Neoadjuvant chemotherapy induces breast cancer metastasis through a TMEM-mediated mechanism

Neoadjuvant chemotherapy induces breast cancer metastasis through a TMEM-mediated mechanism
Images inside breast tumors after chemotherapy treatment, pointing out sites that promote cancer spreading. Credit: G.S. Karagiannis et al., Science Translational Medicine (2017)

(Medical Xpress)—A team of researchers working at the Albert Einstein College of Medicine in the U.S. has found evidence that suggests administering chemotherapy to breast cancer patients prior to surgery can put them at increased risk for metastasis. In their paper published in the journal Science Translational Medicine, the group describes how they followed the treatment of 20 cancer patients and tested them for structures in the blood that indicate a higher risk for cancer spreading and what they found.

One of the most common ways to treat breast cancer is to administer chemotherapy and then to perform surgery to remove the tumor. It is believed that in addition to reducing tumor size, the chemotherapy drugs reduce the chance of the cancer spreading to other parts of the body. But now, it appears that that the latter assumption may not only be wrong, but the opposite of what actually occurs.

In this new effort, the researchers began by noting that some recent studies have suggested that instead of reducing the spread of cancer, some chemotherapy drugs might actually be making it easier for cancer cells to migrate to other body parts.
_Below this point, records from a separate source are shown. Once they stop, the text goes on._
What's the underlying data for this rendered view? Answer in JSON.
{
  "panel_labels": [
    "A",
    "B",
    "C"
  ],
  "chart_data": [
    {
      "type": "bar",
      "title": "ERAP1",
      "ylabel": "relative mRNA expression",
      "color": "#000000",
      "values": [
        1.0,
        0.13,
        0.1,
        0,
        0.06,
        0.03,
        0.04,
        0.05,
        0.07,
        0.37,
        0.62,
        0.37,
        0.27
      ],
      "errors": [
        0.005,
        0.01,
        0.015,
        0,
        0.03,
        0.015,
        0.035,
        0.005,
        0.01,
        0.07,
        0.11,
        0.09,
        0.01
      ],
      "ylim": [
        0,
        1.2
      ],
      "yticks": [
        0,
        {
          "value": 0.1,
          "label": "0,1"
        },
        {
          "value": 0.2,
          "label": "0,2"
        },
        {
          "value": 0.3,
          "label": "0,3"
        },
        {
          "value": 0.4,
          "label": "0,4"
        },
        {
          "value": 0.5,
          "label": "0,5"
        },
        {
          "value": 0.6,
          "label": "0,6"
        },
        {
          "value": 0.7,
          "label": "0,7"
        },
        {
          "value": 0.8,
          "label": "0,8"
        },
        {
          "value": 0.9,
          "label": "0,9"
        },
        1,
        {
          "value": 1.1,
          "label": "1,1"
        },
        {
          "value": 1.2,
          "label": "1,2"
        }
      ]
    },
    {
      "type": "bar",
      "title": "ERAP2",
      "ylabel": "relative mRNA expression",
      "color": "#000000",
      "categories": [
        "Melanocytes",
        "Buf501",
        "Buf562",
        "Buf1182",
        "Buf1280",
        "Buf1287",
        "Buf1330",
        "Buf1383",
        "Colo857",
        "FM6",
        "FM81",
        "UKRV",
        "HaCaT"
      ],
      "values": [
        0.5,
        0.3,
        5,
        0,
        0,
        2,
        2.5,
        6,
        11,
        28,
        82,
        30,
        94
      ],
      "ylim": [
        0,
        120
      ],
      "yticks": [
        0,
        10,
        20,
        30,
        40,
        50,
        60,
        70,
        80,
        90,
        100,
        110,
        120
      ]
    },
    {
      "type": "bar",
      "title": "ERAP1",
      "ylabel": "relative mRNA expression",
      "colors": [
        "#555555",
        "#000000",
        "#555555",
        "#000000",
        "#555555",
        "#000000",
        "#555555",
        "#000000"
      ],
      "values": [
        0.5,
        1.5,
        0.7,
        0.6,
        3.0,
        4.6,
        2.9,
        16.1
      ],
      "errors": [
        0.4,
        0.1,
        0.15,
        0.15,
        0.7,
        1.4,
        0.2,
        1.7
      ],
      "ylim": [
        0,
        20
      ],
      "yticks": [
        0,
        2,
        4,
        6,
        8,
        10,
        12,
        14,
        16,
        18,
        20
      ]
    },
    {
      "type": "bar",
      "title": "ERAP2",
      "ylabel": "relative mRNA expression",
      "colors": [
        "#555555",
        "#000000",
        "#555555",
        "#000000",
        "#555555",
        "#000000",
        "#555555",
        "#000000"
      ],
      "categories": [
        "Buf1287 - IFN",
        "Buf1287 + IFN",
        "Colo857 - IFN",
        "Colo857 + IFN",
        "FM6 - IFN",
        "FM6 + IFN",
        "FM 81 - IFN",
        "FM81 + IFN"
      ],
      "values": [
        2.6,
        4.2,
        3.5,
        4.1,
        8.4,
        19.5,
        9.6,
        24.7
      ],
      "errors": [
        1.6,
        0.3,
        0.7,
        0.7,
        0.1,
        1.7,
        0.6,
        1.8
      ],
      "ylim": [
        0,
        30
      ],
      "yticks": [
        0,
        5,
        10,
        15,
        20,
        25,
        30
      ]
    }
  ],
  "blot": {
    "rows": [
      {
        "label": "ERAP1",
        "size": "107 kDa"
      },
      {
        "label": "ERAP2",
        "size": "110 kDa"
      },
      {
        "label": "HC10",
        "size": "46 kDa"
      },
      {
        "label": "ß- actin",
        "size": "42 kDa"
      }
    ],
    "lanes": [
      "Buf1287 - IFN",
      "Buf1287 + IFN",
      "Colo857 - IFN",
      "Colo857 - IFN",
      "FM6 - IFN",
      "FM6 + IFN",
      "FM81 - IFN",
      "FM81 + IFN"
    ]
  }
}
To find out if that might be true, the team measured levels of tumor microenvironment of metastasis (TMEMs) in 20 breast throughout their treatment. TMEMs are structures shown to be an indicator of metastasis. The researchers report that they found elevated levels of TMEMs in all of the patients that had received chemotherapy prior to having surgery.
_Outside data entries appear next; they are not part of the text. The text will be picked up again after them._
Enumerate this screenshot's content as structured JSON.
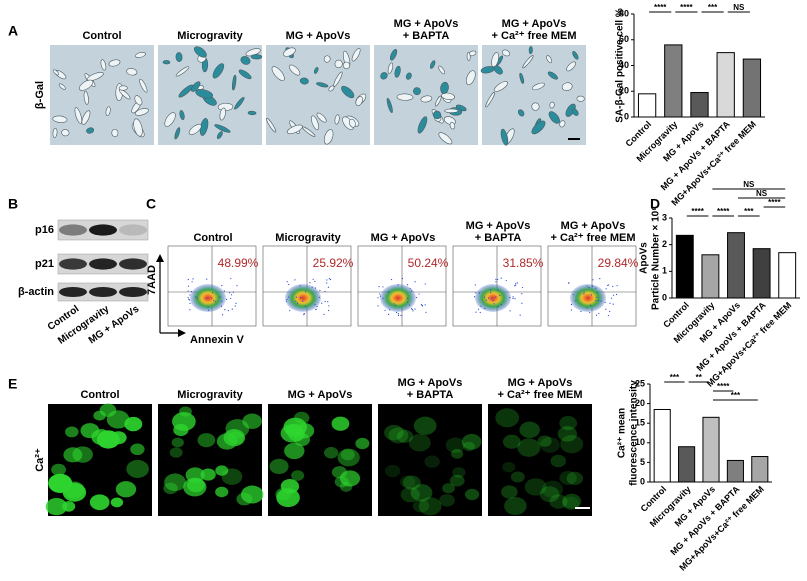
{
  "panel_labels": [
    "A",
    "B",
    "C",
    "D",
    "E"
  ],
  "panel_a": {
    "row_label": "β-Gal",
    "titles": [
      "Control",
      "Microgravity",
      "MG + ApoVs",
      [
        "MG + ApoVs",
        "+ BAPTA"
      ],
      [
        "MG + ApoVs",
        "+ Ca²⁺ free MEM"
      ]
    ]
  },
  "panel_b": {
    "proteins": [
      "p16",
      "p21",
      "β-actin"
    ],
    "lanes": [
      "Control",
      "Microgravity",
      "MG + ApoVs"
    ]
  },
  "panel_c": {
    "titles": [
      "Control",
      "Microgravity",
      "MG + ApoVs",
      [
        "MG + ApoVs",
        "+ BAPTA"
      ],
      [
        "MG + ApoVs",
        "+ Ca²⁺ free MEM"
      ]
    ],
    "y_axis": "7AAD",
    "x_axis": "Annexin V",
    "percentages": [
      "48.99%",
      "25.92%",
      "50.24%",
      "31.85%",
      "29.84%"
    ]
  },
  "panel_e": {
    "row_label": "Ca²⁺",
    "titles": [
      "Control",
      "Microgravity",
      "MG + ApoVs",
      [
        "MG + ApoVs",
        "+ BAPTA"
      ],
      [
        "MG + ApoVs",
        "+ Ca²⁺ free MEM"
      ]
    ]
  },
  "chart_data": [
    {
      "type": "bar",
      "ylabel": "SA-β-Gal positive cell %",
      "categories": [
        "Control",
        "Microgravity",
        "MG + ApoVs",
        "MG + ApoVs + BAPTA",
        "MG+ApoVs+Ca²⁺ free MEM"
      ],
      "values": [
        18,
        56,
        19,
        50,
        45
      ],
      "colors": [
        "#ffffff",
        "#7f7f7f",
        "#595959",
        "#d9d9d9",
        "#737373"
      ],
      "ylim": [
        0,
        80
      ],
      "yticks": [
        0,
        20,
        40,
        60,
        80
      ],
      "annotations": [
        "****",
        "****",
        "***",
        "NS"
      ]
    },
    {
      "type": "bar",
      "ylabel": [
        "ApoVs",
        "Particle Number × 10⁸"
      ],
      "categories": [
        "Control",
        "Microgravity",
        "MG + ApoVs",
        "MG + ApoVs + BAPTA",
        "MG+ApoVs+Ca²⁺ free MEM"
      ],
      "values": [
        2.35,
        1.62,
        2.45,
        1.85,
        1.7
      ],
      "colors": [
        "#000000",
        "#a6a6a6",
        "#595959",
        "#404040",
        "#ffffff"
      ],
      "ylim": [
        0,
        3
      ],
      "yticks": [
        0,
        1,
        2,
        3
      ],
      "annotations": [
        "****",
        "****",
        "***",
        "****",
        "NS",
        "NS"
      ]
    },
    {
      "type": "bar",
      "ylabel": [
        "Ca²⁺ mean",
        "fluorescence intensity"
      ],
      "categories": [
        "Control",
        "Microgravity",
        "MG + ApoVs",
        "MG + ApoVs + BAPTA",
        "MG+ApoVs+Ca²⁺ free MEM"
      ],
      "values": [
        18.5,
        9,
        16.5,
        5.5,
        6.5
      ],
      "colors": [
        "#ffffff",
        "#595959",
        "#bfbfbf",
        "#7f7f7f",
        "#a6a6a6"
      ],
      "ylim": [
        0,
        25
      ],
      "yticks": [
        0,
        5,
        10,
        15,
        20,
        25
      ],
      "annotations": [
        "***",
        "**",
        "****",
        "***"
      ]
    }
  ]
}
The researchers also conducted research a breast cancer mouse model—they report that they found an increase in TMEM sites in mice that had received chemotherapy compared to those that did not.

Chemotherapies can induce changes within the breast tumor microenvironment that serve as sites to promote cancer spreading (indicated with arrow) Credit: G.S. Karagiannis et al., Science Translational Medicine (2017)

The researchers also found that one such chemotherapy drug in particular, paclitaxel, caused with TIE2 receptors to move to tumors, which resulted in TMEM formation. When they blocked the TIE2 with drugs, the number of TMEM sites in chemotherapy-treated mice did not increase.

The suggest that more research needs to be done to better ascertain if are causing cancers to spread and that in the meantime, some doctors may consider performing surgery first, then prescribing chemotherapy for patients.

Chemotherapies can induce changes within the breast tumor microenvironment that serve as sites to promote cancer spreading (indicated with arrow) Credit: G.S. Karagiannis et al., Science Translational Medicine (2017)

More information: Neoadjuvant chemotherapy induces breast cancer metastasis through a TMEM-mediated mechanism, Science Translational Medicine  05 Jul 2017: Vol. 9, Issue 397, eaan0026 , DOI: 10.1126/scitranslmed.aan0026 , stm.sciencemag.org/content/9/397/eaan0026

Abstract
Breast cancer cells disseminate through TIE2/MENACalc/MENAINV-dependent cancer cell intravasation sites, called tumor microenvironment of metastasis (TMEM), which are clinically validated as prognostic markers of metastasis in breast cancer patients. Using fixed tissue and intravital imaging of a PyMT murine model and patient-derived xenografts, we show that chemotherapy increases the density and activity of TMEM sites and Mena expression and promotes distant metastasis. Moreover, in the residual breast cancers of patients treated with neoadjuvant paclitaxel after doxorubicin plus cyclophosphamide, TMEM score and its mechanistically connected MENAINV isoform expression pattern were both increased, suggesting that chemotherapy, despite decreasing tumor size, increases the risk of metastatic dissemination. Chemotherapy-induced TMEM activity and cancer cell dissemination were reversed by either administration of the TIE2 inhibitor rebastinib or knockdown of the MENA gene. Our results indicate that TMEM score increases and MENA isoform expression pattern changes with chemotherapy and can be used in predicting prometastatic changes in response to chemotherapy. Furthermore, inhibitors of TMEM function may improve clinical benefits of chemotherapy in the neoadjuvant setting or in metastatic disease.